Le economie occidentali sono invece stimate in leggera recessione (-0,2%). Tra queste, gli USA sono attesi sperimentare un qualcosa più vicino ad un rallentamento (no landing), mentre leggere limature del PIL sono attese nei paesi dell’Eurozona (soft landing). L’inflazione è attesa decelerare in modo deciso grazie alle politiche monetarie restrittive adottate dalle banche centrali. La frenata sarà maggiore negli USA, dove è prevista una flessione al 3,7%, rispetto all’Eurozona dove la crescita dei prezzi è attesa attestarsi al 6,5%.

Come tutte le previsioni, esiste alcuni rischi potenziali, in questo caso orientati al rialzo. Tra questi:

  • l’effetto inflattivo su produzione, beni e servizi della crescita del prezzo dell’energia. Il timore è che per esempio l’inflazione possa rialzare la testa nell’inverno 2023-24 per le difficoltà di riempire gli stoccaggi europei allo stesso ritmo di quanto fatto nel 2022. E questo anche perché nel 2023 il mercato del gas naturale liquefatto non sarà in grado di compensare completamente le forniture perse, a causa della ripresa della domanda nel mercato cinese e asiatico.
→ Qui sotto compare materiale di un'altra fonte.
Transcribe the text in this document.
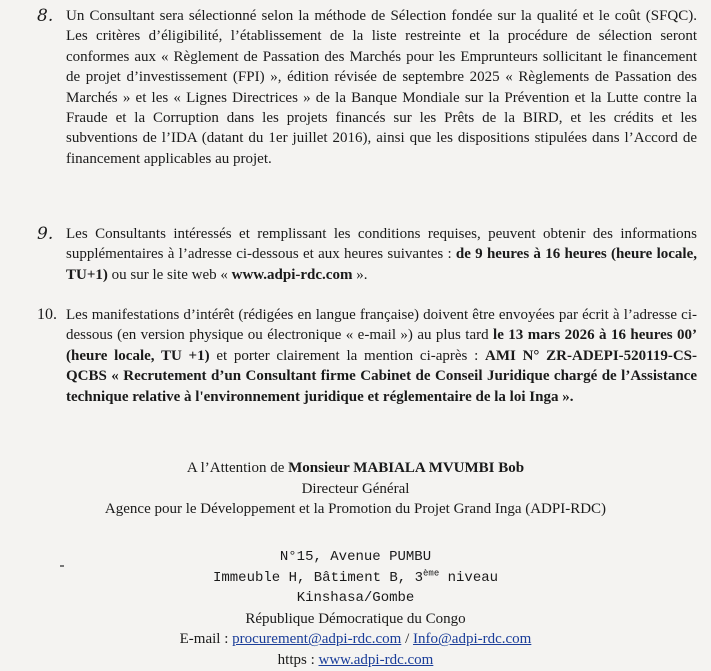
8. Un Consultant sera sélectionné selon la méthode de Sélection fondée sur la qualité et le coût (SFQC). Les critères d’éligibilité, l’établissement de la liste restreinte et la procédure de sélection seront conformes aux « Règlement de Passation des Marchés pour les Emprunteurs sollicitant le financement de projet d’investissement (FPI) », édition révisée de septembre 2025 « Règlements de Passation des Marchés » et les « Lignes Directrices » de la Banque Mondiale sur la Prévention et la Lutte contre la Fraude et la Corruption dans les projets financés sur les Prêts de la BIRD, et les crédits et les subventions de l’IDA (datant du 1er juillet 2016), ainsi que les dispositions stipulées dans l’Accord de financement applicables au projet.
9. Les Consultants intéressés et remplissant les conditions requises, peuvent obtenir des informations supplémentaires à l’adresse ci-dessous et aux heures suivantes : de 9 heures à 16 heures (heure locale, TU+1) ou sur le site web « www.adpi-rdc.com ».
10. Les manifestations d’intérêt (rédigées en langue française) doivent être envoyées par écrit à l’adresse ci-dessous (en version physique ou électronique « e-mail ») au plus tard le 13 mars 2026 à 16 heures 00’ (heure locale, TU +1) et porter clairement la mention ci-après : AMI N° ZR-ADEPI-520119-CS-QCBS « Recrutement d’un Consultant firme Cabinet de Conseil Juridique chargé de l’Assistance technique relative à l'environnement juridique et réglementaire de la loi Inga ».
A l’Attention de Monsieur MABIALA MVUMBI Bob
Directeur Général
Agence pour le Développement et la Promotion du Projet Grand Inga (ADPI-RDC)
N°15, Avenue PUMBU
Immeuble H, Bâtiment B, 3ème niveau
Kinshasa/Gombe
République Démocratique du Congo
E-mail : procurement@adpi-rdc.com / Info@adpi-rdc.com
https : www.adpi-rdc.com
Il compito di eguagliare domanda e offerta di gas è affidato alle politiche di risparmio della domanda di gas, il cui risultato è piuttosto incerto;
  • la stabilità delle catene di approvvigionamento e i problemi geopolitici. Nel corso del 2023 l’inflazione è attesa flettere anche grazie alla ripresa delle catene di approvvigionamento. Il rimbalzo delle scorte dovrebbe contribuire ad esercitare una pressione al ribasso sui prezzi di materie prime e semilavorati. I conflitti geopolitici, i cui risvolti economici sono di difficile prevedibilità, rischiano tuttavia di compromettere nuovamente il funzionamento delle catene internazionali del valore;
  • la sostenibilità dei debiti sovrani. L’incremento dei tassi di interesse imposto dalle banche centrali, unito ad una significativa crescita dello stock di debito, ne aumenta il costo per i paesi più indebitati. E’ quasi scontato che questo crei tensioni sui mercati dovuti alla sostenibilità finanziaria dei paesi maggiormente indebitati, con inevitabili conseguenze sul sistema finanziario mondiale. Per l’Europa esiste un rischio ulteriore. Essendo poco probabile che la clausola di salvaguardia generale venga estesa anche al 2024, i budget degli stati per il prossimo anno dovranno presentare politiche fiscali ragionevolmente più restrittive di quelle che hanno caratterizzato gli anni a seguito della pandemia. Di quanto più restrittive, dipenderà ovviamente dalla riforma del Patto di stabilità e crescita, che è nell’agenda europea per il 2023. Ma questo crea incertezza.

E gli investimenti?

Partiamo dalle obbligazioni. I rendimenti obbligazionari reali sono notevolmente rimbalzati a svantaggio degli investitori nel 2022, quando le banche centrali hanno posto fine alla repressione finanziaria (modalità di tassare gli obbligazionisti mantenendo i rendimenti reali negativi). L’uscita dalla repressione finanziaria ha comportato gravi perdite per gli investitori in titoli a reddito fisso (rendimenti più elevati comportano, come noto, una riduzione dei prezzi dei titoli). Nell’era della repressione finanziaria, gli investitori in obbligazioni hanno dovuto assumere un maggiore rischio di credito per smorzare i rendimenti reali negativi. Adesso, invece, non è più necessario e gli investitori in obbligazioni possono evitare i rischi di credito più elevati, come l’high yield, e optare per obbligazioni di migliore qualità, ottenendo un rendimento decente. Non escludiamo che nel corso dell’anno il rapporto rischio/rendimento si possa spostare ancora verso le fasce più alte del rischio di credito, costringendo così gli investitori ad assumere più rischio (ad esempio quando gli indicatori anticipatori raggiungeranno il minimo nel 2023 e l’economia mostrerà segni di ripresa nel 2024).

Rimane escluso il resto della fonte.